Salí enseguida con toda la prisa que me era posible. Al entrar por la calle de Neptuno acerté a ver a Martí con su acompañante, a cierta distancia. Ya casi iba alcanzarlos, cuando vi que en la parada de coches que existía en la plazoleta de Neptuno y Consulado, entraban en un carruaje. Apresuré el paso, tomé otro coche yo, lo seguí, y los vi descender en la Jefatura de Policía, entonces instalada en el mismo edificio de Empedrado y Monserrate que ahora ocupa.
Cumpliendo el encargo de Martí, avisé a Azcárate. Para éste, que tenía grande influencia en el gobierno, se levantó la incomunicación y se le permitió ver a Martí. Con Azcárate recibí unas llaves y el encargo de recoger en el bufete de Viondi, una pequeña maleta, para entregarla a don Antonio Aguilera, diputado provincial entonces, que quedó en lugar de Martí. A los tres días de su detención salía el vapor correo para España, llevándose a Martí para la metrópoli, pues tanto por los consejos de Azcárate, como por su propia inclinación a los procedimientos suaves, el general Blanco, Capitán General de la Isla, prefirió deportarlo, a intentarle un proceso.
Lo repito: desde el día de su detención, no nos volvimos a ver más (...)
 LA ÚLTIMA CARTA
Al volver a Cuba, en 1890, yo traía un propósito deliberado: fundar un periódico para iniciar una propaganda franca y abierta de las ideas separatistas, que yo estimaba que no se podía impedir aquí por las leyes, como no se había podido impedir en España la propaganda republicana, declarada legal por el Tribunal Supremo de nuestra antigua metrópoli. Fundé el periódico La Fraternidad, netamente separatista. Denunciado por un artículo titulado «Por qué somos separatistas», encarcelado durante ocho meses, condenado a una pena relativamente ligera por la Audiencia de La Habana, a pesar de la brillante defensa de González Lanuza, llevé el caso al Supremo de España, donde defendido por don Rafael María de Labra, obtuve, con la casación de la sentencia, el reconocimiento de que era lícita la propaganda del ideal de la independencia.
Esto pasaba entre 1890 y 1891.
Martí al conocer mi campaña, me escribió desde New York, felicitándome. Cuando más tarde fundó el Partido Revolucionario Cubano, en los Estados Unidos, ya estábamos de nuevo en correspondencia, y, cosa más singular, ya había conspiradores en la Isla, que marchaban en inteligencia conmigo, como sucedía en Matanzas, donde el ingeniero Emilio Domínguez, el doctor Pedro Betancourt, los hermanos Acevedo, José D. Amieva y otros tenían constituido un club revolucionario.

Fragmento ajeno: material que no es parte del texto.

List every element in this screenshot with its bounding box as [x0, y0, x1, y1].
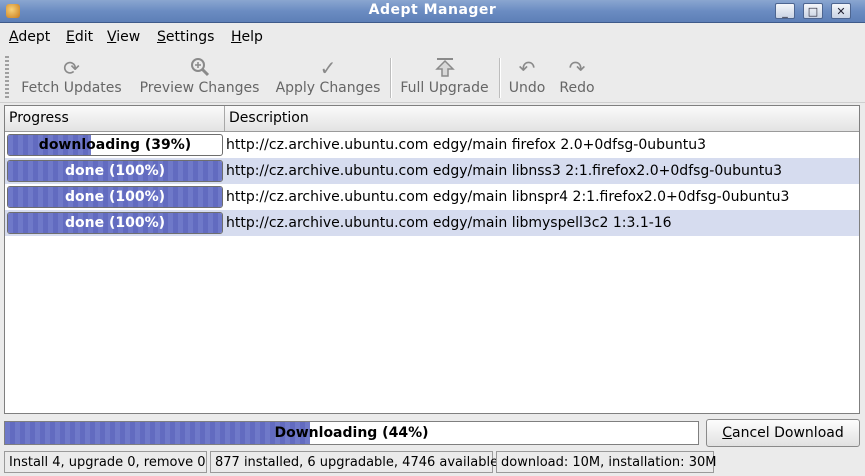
menu-mnemonic: S	[157, 29, 166, 45]
toolbar-grip[interactable]	[5, 56, 9, 98]
menu-mnemonic: A	[9, 29, 19, 45]
redo-button[interactable]: ↷ Redo	[556, 56, 598, 100]
row-progress-text: downloading (39%)	[38, 137, 192, 153]
close-button[interactable]: ✕	[831, 3, 851, 19]
menu-label: dit	[74, 29, 94, 45]
list-row[interactable]: done (100%) http://cz.archive.ubuntu.com…	[5, 210, 859, 236]
cancel-download-button[interactable]: Cancel Download	[706, 419, 860, 447]
preview-changes-button[interactable]: Preview Changes	[134, 56, 265, 100]
row-progress-text: done (100%)	[64, 163, 166, 179]
toolbar-separator	[390, 58, 392, 98]
list-row[interactable]: downloading (39%) http://cz.archive.ubun…	[5, 132, 859, 158]
menu-label: dept	[18, 29, 51, 45]
maximize-button[interactable]: □	[803, 3, 823, 19]
row-progress-text: done (100%)	[64, 215, 166, 231]
menu-mnemonic: E	[66, 29, 75, 45]
download-list[interactable]: Progress Description downloading (39%) h…	[4, 105, 860, 414]
menu-adept[interactable]: Adept	[9, 29, 50, 45]
row-progress-text: done (100%)	[64, 189, 166, 205]
menu-help[interactable]: Help	[231, 29, 263, 45]
row-description: http://cz.archive.ubuntu.com edgy/main f…	[226, 137, 707, 153]
full-upgrade-button[interactable]: Full Upgrade	[397, 56, 492, 100]
row-description: http://cz.archive.ubuntu.com edgy/main l…	[226, 189, 790, 205]
cancel-label: ancel Download	[732, 425, 844, 441]
row-progress-bar: downloading (39%)	[7, 134, 223, 156]
list-row[interactable]: done (100%) http://cz.archive.ubuntu.com…	[5, 184, 859, 210]
title-bar: Adept Manager _ □ ✕	[0, 0, 865, 23]
toolbar: ⟳ Fetch Updates Preview Changes ✓ Apply …	[0, 52, 865, 103]
redo-icon: ↷	[568, 56, 586, 80]
menu-settings[interactable]: Settings	[157, 29, 214, 45]
list-row[interactable]: done (100%) http://cz.archive.ubuntu.com…	[5, 158, 859, 184]
overall-progress-bar: Downloading (44%)	[4, 421, 699, 445]
upgrade-arrow-icon	[397, 56, 492, 80]
status-bar: Install 4, upgrade 0, remove 0 877 insta…	[0, 450, 865, 476]
undo-button[interactable]: ↶ Undo	[506, 56, 548, 100]
apply-changes-label: Apply Changes	[275, 80, 381, 96]
menu-view[interactable]: View	[107, 29, 140, 45]
menu-label: iew	[116, 29, 141, 45]
row-description: http://cz.archive.ubuntu.com edgy/main l…	[226, 163, 783, 179]
preview-changes-label: Preview Changes	[139, 80, 260, 96]
refresh-icon: ⟳	[63, 56, 80, 80]
menu-edit[interactable]: Edit	[66, 29, 93, 45]
apply-changes-button[interactable]: ✓ Apply Changes	[272, 56, 384, 100]
row-progress-bar: done (100%)	[7, 160, 223, 182]
undo-icon: ↶	[518, 56, 536, 80]
fetch-updates-label: Fetch Updates	[21, 80, 122, 96]
fetch-updates-button[interactable]: ⟳ Fetch Updates	[16, 56, 127, 100]
menu-label: ettings	[165, 29, 215, 45]
toolbar-separator	[499, 58, 501, 98]
cancel-mnemonic: C	[722, 425, 733, 441]
window-title: Adept Manager	[368, 2, 497, 18]
menu-mnemonic: V	[107, 29, 117, 45]
redo-label: Redo	[559, 80, 595, 96]
menu-label: elp	[241, 29, 263, 45]
full-upgrade-label: Full Upgrade	[400, 80, 489, 96]
menu-mnemonic: H	[231, 29, 242, 45]
minimize-button[interactable]: _	[775, 3, 795, 19]
row-progress-bar: done (100%)	[7, 186, 223, 208]
menu-bar: Adept Edit View Settings Help	[0, 23, 865, 51]
overall-progress-text: Downloading (44%)	[274, 425, 429, 441]
status-packages: 877 installed, 6 upgradable, 4746 availa…	[210, 451, 498, 473]
column-header-progress[interactable]: Progress	[5, 106, 225, 131]
column-header-description[interactable]: Description	[225, 106, 859, 131]
row-description: http://cz.archive.ubuntu.com edgy/main l…	[226, 215, 672, 231]
checkmark-icon: ✓	[319, 56, 337, 80]
zoom-icon	[134, 56, 265, 80]
undo-label: Undo	[508, 80, 546, 96]
status-sizes: download: 10M, installation: 30M	[496, 451, 716, 473]
list-header: Progress Description	[5, 106, 859, 132]
status-changes: Install 4, upgrade 0, remove 0	[4, 451, 207, 473]
row-progress-bar: done (100%)	[7, 212, 223, 234]
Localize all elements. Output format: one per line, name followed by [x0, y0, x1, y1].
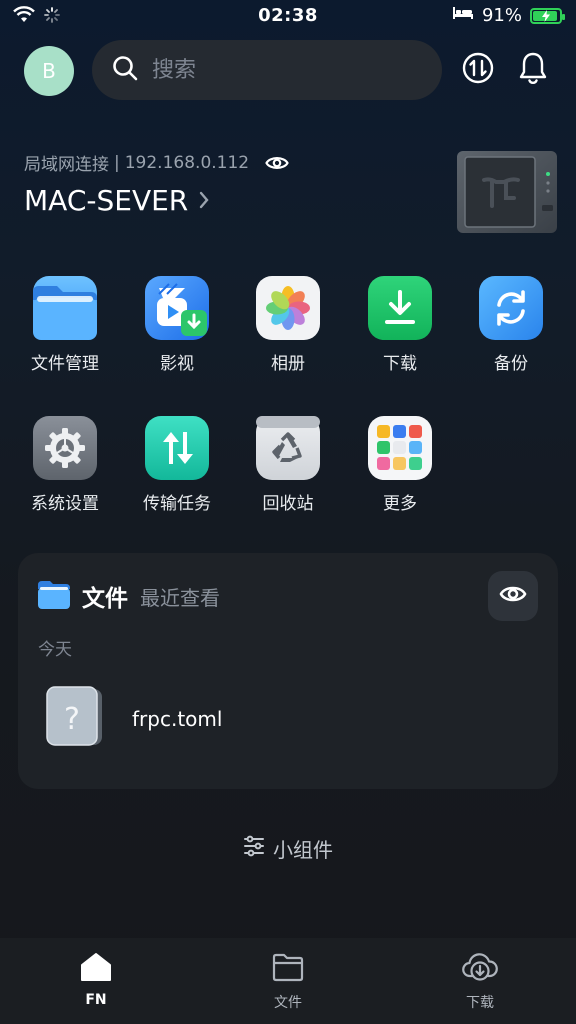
- settings-icon: [33, 416, 97, 480]
- app-label: 传输任务: [143, 494, 211, 514]
- video-icon: [145, 276, 209, 340]
- app-transfer-tasks[interactable]: 传输任务: [127, 416, 227, 514]
- app-label: 系统设置: [31, 494, 99, 514]
- folder-small-icon: [38, 579, 70, 613]
- device-name-link[interactable]: MAC-SEVER: [24, 184, 210, 217]
- photos-icon: [256, 276, 320, 340]
- notification-button[interactable]: [515, 52, 551, 88]
- transfer-button[interactable]: [460, 52, 496, 88]
- nas-device-icon[interactable]: [456, 150, 558, 234]
- search-input[interactable]: [150, 56, 414, 84]
- card-header: 文件 最近查看: [38, 579, 220, 613]
- recent-files-card: 文件 最近查看 今天 ? frpc.toml: [18, 553, 558, 789]
- sliders-icon: [243, 835, 265, 862]
- widgets-label: 小组件: [273, 838, 333, 862]
- card-subtitle: 最近查看: [140, 585, 220, 610]
- cloud-download-icon: [462, 952, 498, 986]
- svg-text:?: ?: [64, 702, 80, 737]
- app-label: 相册: [271, 354, 305, 374]
- recycle-bin-icon: [256, 416, 320, 480]
- folder-icon: [33, 276, 97, 340]
- tab-label: FN: [85, 992, 107, 1008]
- transfer-icon: [145, 416, 209, 480]
- tab-label: 下载: [466, 995, 494, 1011]
- unknown-file-icon: ?: [46, 685, 104, 753]
- sync-arrows-icon: [461, 51, 495, 89]
- widgets-button[interactable]: 小组件: [0, 834, 576, 863]
- backup-icon: [479, 276, 543, 340]
- tab-label: 文件: [274, 995, 302, 1011]
- tab-files[interactable]: 文件: [192, 938, 384, 1024]
- app-more[interactable]: 更多: [350, 416, 450, 514]
- search-icon: [112, 55, 138, 85]
- app-label: 文件管理: [31, 354, 99, 374]
- app-label: 下载: [383, 354, 417, 374]
- card-visibility-button[interactable]: [488, 571, 538, 621]
- bell-icon: [517, 51, 549, 89]
- bed-icon: [452, 5, 474, 26]
- section-today: 今天: [38, 640, 72, 660]
- connection-separator: |: [114, 152, 120, 173]
- app-label: 影视: [160, 354, 194, 374]
- bottom-tab-bar: FN 文件 下载: [0, 938, 576, 1024]
- download-icon: [368, 276, 432, 340]
- more-apps-icon: [368, 416, 432, 480]
- card-title: 文件: [82, 586, 128, 612]
- app-download[interactable]: 下载: [350, 276, 450, 374]
- device-name: MAC-SEVER: [24, 184, 189, 217]
- status-bar: 02:38 91%: [0, 0, 576, 34]
- battery-percent: 91%: [481, 5, 522, 26]
- app-label: 备份: [494, 354, 528, 374]
- tab-fn[interactable]: FN: [0, 938, 192, 1024]
- connection-type: 局域网连接: [24, 155, 109, 175]
- eye-icon: [499, 583, 527, 609]
- app-label: 回收站: [262, 494, 314, 514]
- app-file-manager[interactable]: 文件管理: [15, 276, 115, 374]
- app-video[interactable]: 影视: [127, 276, 227, 374]
- app-photos[interactable]: 相册: [238, 276, 338, 374]
- app-backup[interactable]: 备份: [461, 276, 561, 374]
- home-icon: [80, 952, 112, 986]
- list-item[interactable]: ? frpc.toml: [46, 685, 222, 753]
- app-label: 更多: [383, 494, 417, 514]
- status-right: 91%: [452, 5, 565, 26]
- chevron-right-icon: [198, 184, 210, 217]
- ip-address: 192.168.0.112: [124, 152, 250, 173]
- folder-outline-icon: [272, 952, 304, 986]
- tab-download[interactable]: 下载: [384, 938, 576, 1024]
- connection-info: 局域网连接 | 192.168.0.112: [24, 150, 289, 175]
- toggle-visibility-icon[interactable]: [265, 154, 289, 172]
- avatar[interactable]: B: [24, 46, 74, 96]
- file-name: frpc.toml: [132, 707, 223, 731]
- app-settings[interactable]: 系统设置: [15, 416, 115, 514]
- search-bar[interactable]: [92, 40, 442, 100]
- app-recycle-bin[interactable]: 回收站: [238, 416, 338, 514]
- battery-icon: [530, 7, 565, 24]
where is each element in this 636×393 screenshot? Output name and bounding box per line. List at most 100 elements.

Al acentuarse la acción del Partido Revolucionario Cubano, resulté, sin buscarlo, el intermediario natural entre los conspiradores de por aquí y Martí. Poco a poco, mi correspondencia con él se hizo semanal, bisemanal, casi continua. Los hechos, y su confianza, y la confianza de los que en Cuba laboraban, todo ello me dio el peligroso, pero honorabilísimo papel de llevar entre los nuestros la representación del que ostentaba el título de Delegado del Partido Revolucionario Cubano.
De mi larga correspondencia con éste, algunas cartas se salvaron, sobre todo, algunas de las que recibí en los meses de noviembre, diciembre, enero y principios de febrero de 1895.
Tengo, sobre todo, la última. Está escrita la víspera del día en que salió para Santo Domingo a reunirse con el general Máximo Gómez, para venir a morir a Cuba. Después de encargarme de que me dirigiera, en lo sucesivo, a Gonzalo de Quesada, de quien me decía «mi hijo espiritual», terminaba su carta con estas frases nerviosas: «¿Lo veré...? ¿Volveré a escribirle...? Me siento tan ligado a usted, que callo... Conquistaremos toda la Justicia».
Tal es el recuerdo de la última vez que vi a Martí, en 1880, y tal el párrafo, para mí inolvidable, de la última carta que me escribió en 1895.